Computational Discovery of Aggregation-Mediated Dipeptide Inhibitors Targeting PHLDA1 for Cardiovascular Therapy

Abstract

Cardiovascular disease remains a leading cause of global mortality, underscoring the urgent need for novel therapeutic strategies. This study focuses on the pleckstrin homology-like domain family A member 1-encoded protein (PEP), a regulator of cardiomyocyte apoptosis and a promising yet underexplored therapeutic target. Leveraging an integrated computational approach, we combined AlphaFold3-based structure prediction with extensive molecular dynamics simulations to characterize PEP’s dynamic architecture and identify high-affinity dipeptide inhibitors. Our results reveal that PEP possesses significant intrinsic disorder, with molecular dynamics simulations refining its conformation and highlighting force field-dependent behaviors, particularly the superior performance of CHARMM-class force fields in preserving functional secondary structures. High-throughput screening of phenylalanine-based dipeptides identified FF as the strongest binder, exhibiting a unique aggregation-mediated binding mechanism that engages both primary and secondary sites on PEP through multivalent interactions.

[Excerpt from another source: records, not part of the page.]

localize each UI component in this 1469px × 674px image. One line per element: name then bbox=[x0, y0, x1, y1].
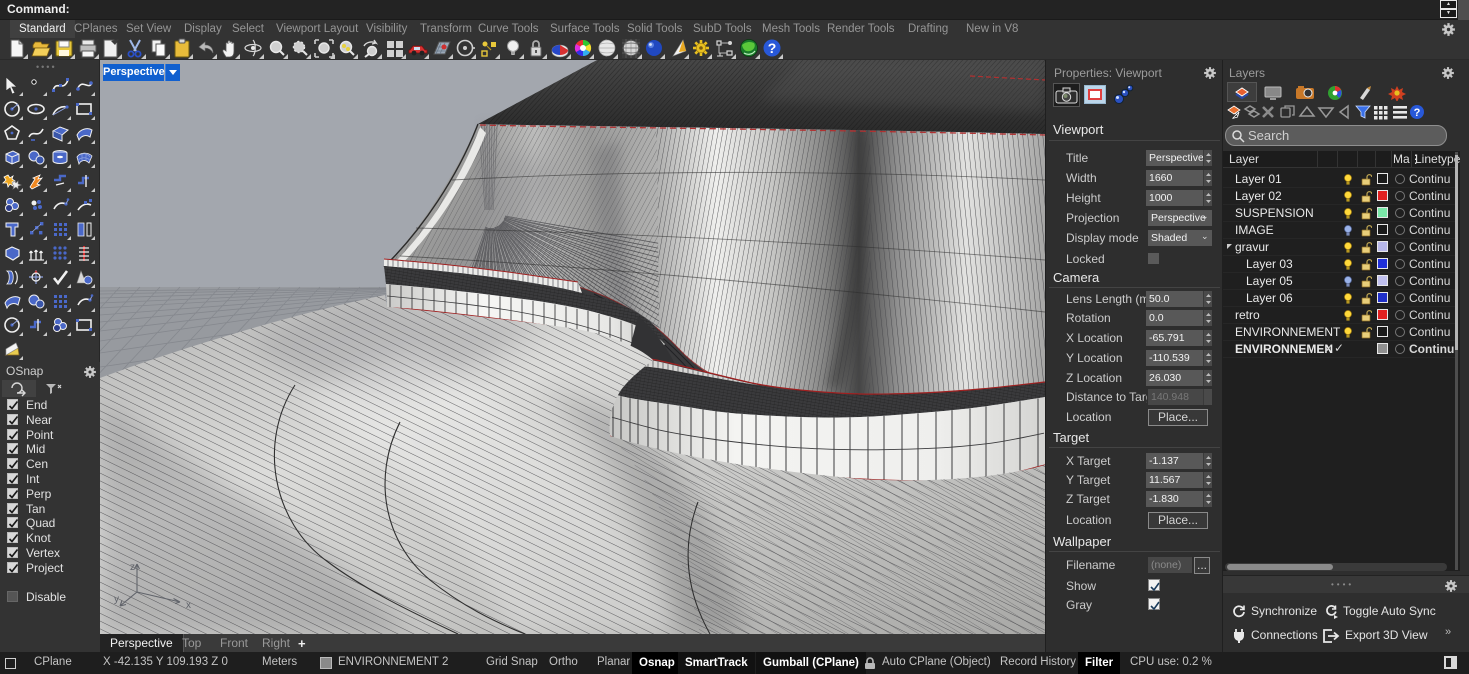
svg-text:x: x bbox=[186, 600, 191, 611]
svg-text:z: z bbox=[130, 562, 135, 573]
svg-text:y: y bbox=[114, 594, 119, 605]
svg-text:?: ? bbox=[768, 40, 777, 56]
svg-text:?: ? bbox=[1414, 107, 1421, 119]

Concentration-dependent simulations further confirmed the robustness of FF binding and revealed residue-specific interaction hotspots. Notably, we demonstrate that low-confidence regions in AF3 predictions (pLDDT <50) frequently participate in functional binding, challenging the conventional lock-and-key paradigm. These findings not only establish PEP as a tractable drug target but also provide a novel framework for designing aggregation-prone peptide therapeutics against cardiovascular diseases.